Circ: Nearly half of HF patients do not experience a high quality of life

It is no surprise that patients diagnosed with heart failure (HF) wish to see a heightened quality of life after hospital discharge; however, a study published in the July issue of Circulation: Cardiovascular Quality and Outcomes, showed that nearly half of the patients discharged from hospitalization for acute decompensated HF did not survive to experience a favorable quality of life during 24-week follow-up.

“In the care of patients with heart failure (HF), estimating and communicating prognosis is endorsed by clinical guidelines and is considered to be an important component of high-quality healthcare,” Larry A. Allen, MD, of the University of Colorado Denver in Aurora, Colo., and colleagues wrote. “Without explicit education regarding future expectations regarding quantity and quality of life (QoL), patients and families are inadequately equipped to make important decisions about the optimal direction of their treatment.”

To better identify patients with HF who are at a high risk for an unfavorable QoL, Allen and colleagues developed a prognostic tool to estimate a patient’s risk of future unfavorable QoL or death. They identified factors commonly linked to six-month mortality or unfavorable QoL that were defined by the Kansas City Cardiomyopathy Questionnaire (KCCQ) scores less than 45 at one and 24 weeks after hospital discharge among 1,458 patients within the EVEREST (Efficacy of Vasopressin Antagonism in HF Outcomes Study with Tolvaptan) study.

The primary endpoint of the study was a QoL of less than 45 or all-cause mortality.

The patients included in the study had a mean age of 66.5 years; 75 percent were men, 85 percent were white and all had a left ventricular ejection fraction that was 27.2 percent. The average duration of HF diagnosis prior to the study was 5.9 years; 82 percent had a previous HF hospitalization.

The researchers reported KCCQ scores among survivors to be 31.6 at study enrollment, 52.9 one week after discharge and 58.3 at 24 weeks. The results showed gains in health status, however, the gains were made early with only small increments of improvement between week one and week 24. During the study, 478 patients died and 192 patients had unfavorable QoL throughout follow-up. Nearly half of patients from the EVEREST cohort did not sustain a favorable QoL throughout 24 weeks of discharge.

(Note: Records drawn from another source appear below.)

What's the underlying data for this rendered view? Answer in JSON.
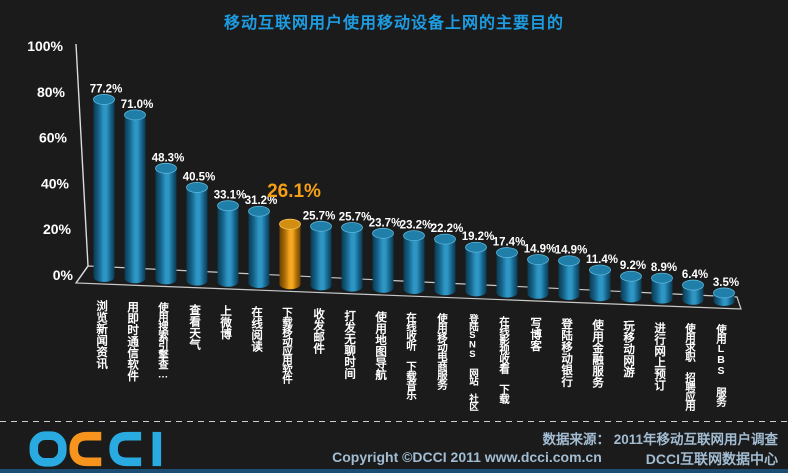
{
  "title": "移动互联网用户使用移动设备上网的主要目的",
  "colors": {
    "title": "#1E9CE1",
    "bar": "#1C80AB",
    "bar_top": "#1F7FA9",
    "highlight_bar": "#EE9C0D",
    "highlight_label": "#F5A014",
    "axis_text": "#FFFFFF",
    "value_label": "#FFFFFF",
    "footer_text": "#A2BCD2",
    "logo_blue": "#29ABE2",
    "logo_orange": "#F7941E",
    "background": "#1B1B1B"
  },
  "chart_data": {
    "type": "bar",
    "title": "移动互联网用户使用移动设备上网的主要目的",
    "xlabel": "",
    "ylabel": "",
    "unit": "%",
    "ylim": [
      0,
      100
    ],
    "grid": false,
    "legend": false,
    "style": "3d-cylinder",
    "yticks": [
      "0%",
      "20%",
      "40%",
      "60%",
      "80%",
      "100%"
    ],
    "highlight_index": 6,
    "categories": [
      "浏览新闻资讯",
      "用即时通信软件",
      "使用搜索引擎查…",
      "查看天气",
      "上微博",
      "在线阅读",
      "下载移动应用软件",
      "收发邮件",
      "打发无聊时间",
      "使用地图导航",
      "在线收听 下载音乐",
      "使用移动电商服务",
      "登陆SNS 网站 社区",
      "在线影视收看 下载",
      "写博客",
      "登陆移动银行",
      "使用金融服务",
      "玩移动网游",
      "进行网上预订",
      "使用求职 招聘应用",
      "使用LBS 服务"
    ],
    "values": [
      77.2,
      71.0,
      48.3,
      40.5,
      33.1,
      31.2,
      26.1,
      25.7,
      25.7,
      23.7,
      23.2,
      22.2,
      19.2,
      17.4,
      14.9,
      14.9,
      11.4,
      9.2,
      8.9,
      6.4,
      3.5
    ]
  },
  "footer": {
    "logo_text": "DCCI",
    "source_line": "数据来源： 2011年移动互联网用户调查",
    "copyright": "Copyright ©DCCI 2011 www.dcci.com.cn",
    "org": "DCCI互联网数据中心"
  }
}
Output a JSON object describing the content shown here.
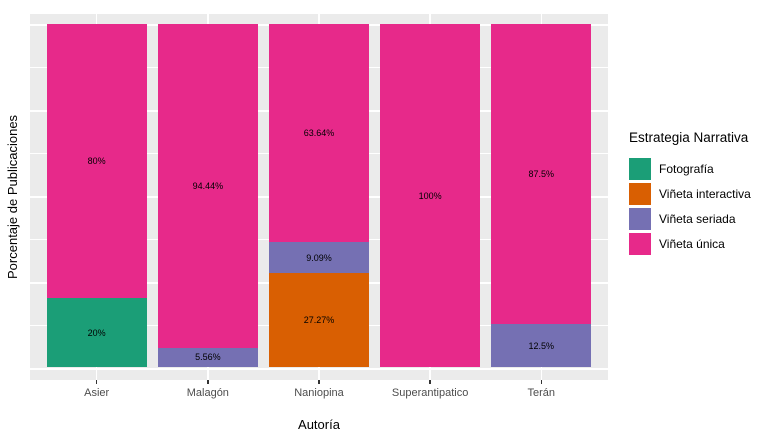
{
  "figure": {
    "background": "#FFFFFF",
    "panel_background": "#EBEBEB",
    "grid_color": "#FFFFFF",
    "tick_color": "#333333",
    "axis_text_color": "#4D4D4D"
  },
  "chart_data": {
    "type": "bar",
    "subtype": "stacked-percent-column",
    "title": "",
    "xlabel": "Autoría",
    "ylabel": "Porcentaje de Publicaciones",
    "ylim": [
      0,
      100
    ],
    "grid": true,
    "y_axis_tick_labels": [],
    "legend_position": "right",
    "legend_title": "Estrategia Narrativa",
    "categories": [
      "Asier",
      "Malagón",
      "Naniopina",
      "Superantipatico",
      "Terán"
    ],
    "series": [
      {
        "name": "Fotografía",
        "color": "#1B9E77",
        "values": [
          20,
          0,
          0,
          0,
          0
        ],
        "labels": [
          "20%",
          "",
          "",
          "",
          ""
        ]
      },
      {
        "name": "Viñeta interactiva",
        "color": "#D95F02",
        "values": [
          0,
          0,
          27.27,
          0,
          0
        ],
        "labels": [
          "",
          "",
          "27.27%",
          "",
          ""
        ]
      },
      {
        "name": "Viñeta seriada",
        "color": "#7570B3",
        "values": [
          0,
          5.56,
          9.09,
          0,
          12.5
        ],
        "labels": [
          "",
          "5.56%",
          "9.09%",
          "",
          "12.5%"
        ]
      },
      {
        "name": "Viñeta única",
        "color": "#E7298A",
        "values": [
          80,
          94.44,
          63.64,
          100,
          87.5
        ],
        "labels": [
          "80%",
          "94.44%",
          "63.64%",
          "100%",
          "87.5%"
        ]
      }
    ],
    "stack_order_bottom_to_top": [
      "Fotografía",
      "Viñeta interactiva",
      "Viñeta seriada",
      "Viñeta única"
    ]
  }
}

Allen et al also adjusted for 23 covariates during the trial that were independent predictors of the combined endpoint. The 23 factors included high blood pressure, hyponatremia, increased heart rate, and absence of beta-blocker therapy at discharge, among others.

“These findings fundamentally extend the large body of existing literature regarding prognostication in HF by explicitly including patient-centered measures of QoL over time as part of the predicted clinical outcome,” Allen and colleagues wrote. “Given the growing importance of using objective evidence to engage patients in guiding their subsequent care so that decisions can be based on patients’ individual goals and values, we believe that these findings, once validated, may be used at the time of hospital discharge to improve the quality of HF care.”

The authors noted that nearly half of the patients with symptomatic HF healthcare would be influenced by expectations and preferences for quality of future survival. “Fundamentally, these data show that to provide expectations for future quality of life, risk models should include a baseline measure of health status,” the authors wrote.

While the risk score can help improve outcomes for HF patients, future studies will be necessary to determine whether the risk score will be an effective tool in clinical practice.